Shutterfly, Inc. is an internet-based social expression and personal publishing service that enables consumers to share, print and preserve their memories and its technology, manufacturing, web-design and merchandising capabilities. Shutterfly provides a range of personalized photo-based products and services that allow consumers to upload, edit, enhance, organize, find, share, create, print, and preserve their memories. It generates revenues by producing and selling professionally bound photo books, greeting cards and stationery, personalized calendars, other photo-based merchandise and prints ranging in size from wallet-sized to jumbo-sized enlargements. It manufactures most of these items in its Charlotte, North Carolina and Phoenix, Arizona production facilities. It also sells a variety of print and photo-based merchandise that is manufactured for it by third parties.
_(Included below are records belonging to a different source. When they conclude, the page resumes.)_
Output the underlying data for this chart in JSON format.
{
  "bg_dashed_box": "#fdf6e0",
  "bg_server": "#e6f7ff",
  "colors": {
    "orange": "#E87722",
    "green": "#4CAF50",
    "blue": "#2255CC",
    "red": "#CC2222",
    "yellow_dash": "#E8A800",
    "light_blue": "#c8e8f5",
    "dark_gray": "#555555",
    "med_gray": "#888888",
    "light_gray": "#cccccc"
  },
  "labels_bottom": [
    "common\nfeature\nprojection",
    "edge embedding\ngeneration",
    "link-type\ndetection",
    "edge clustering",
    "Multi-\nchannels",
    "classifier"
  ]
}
To analyze Shutterfly’s stock for potential trading opportunities, please take a look at the 1-year chart of SFLY (Shutterfly, Inc) below with my added notations:
SFLY could be in the process of forming a common chart pattern known as a Rectangle. The pattern is being formed with the combination of the $41 support (green) and the $50 resistance (red). The $50 level was also important as support in April and June. If this pattern is in fact forming, the declining volume a trader would expect is in place. This decline in volume is the typical “calm before the storm” leading up to the breakout. Some traders will watch this pattern to see which way the stock breaks, either through the $50 resistance or below the $41 support, before entering a trade. More active traders could look at additional trading opportunities at $50 or on another pullback to $41.
The Tale of the Tape: Regardless of the potential Rectangle pattern being formed, SFLY is trading within the range of two important price levels at $41 and $50. Long trades could be made if SFLY breaks through the $50 resistance or pulls back to the $41 support with a stop placed below the level of entry. Or, short plays could be made on a rise to $50 or on a break below $41 with a stop placed above whichever level is entered.
Before making any trading decision, decide which side of the trade you believe gives you the highest probability of success. Do you prefer the short side of the market, long side, or do you want to be in the market at all? If you haven’t thought about it, review the overall indices themselves. For example, take a look at the S&P 500. Is it trending higher or lower? Has it recently broken through a key resistance or support level? Making these decisions ahead of time will help you decide which side of the trade you believe gives you the best opportunities.
No matter what your strategy or when you decide to enter, always remember to use protective stops and you’ll be around for the next trade. Capital preservation is always key!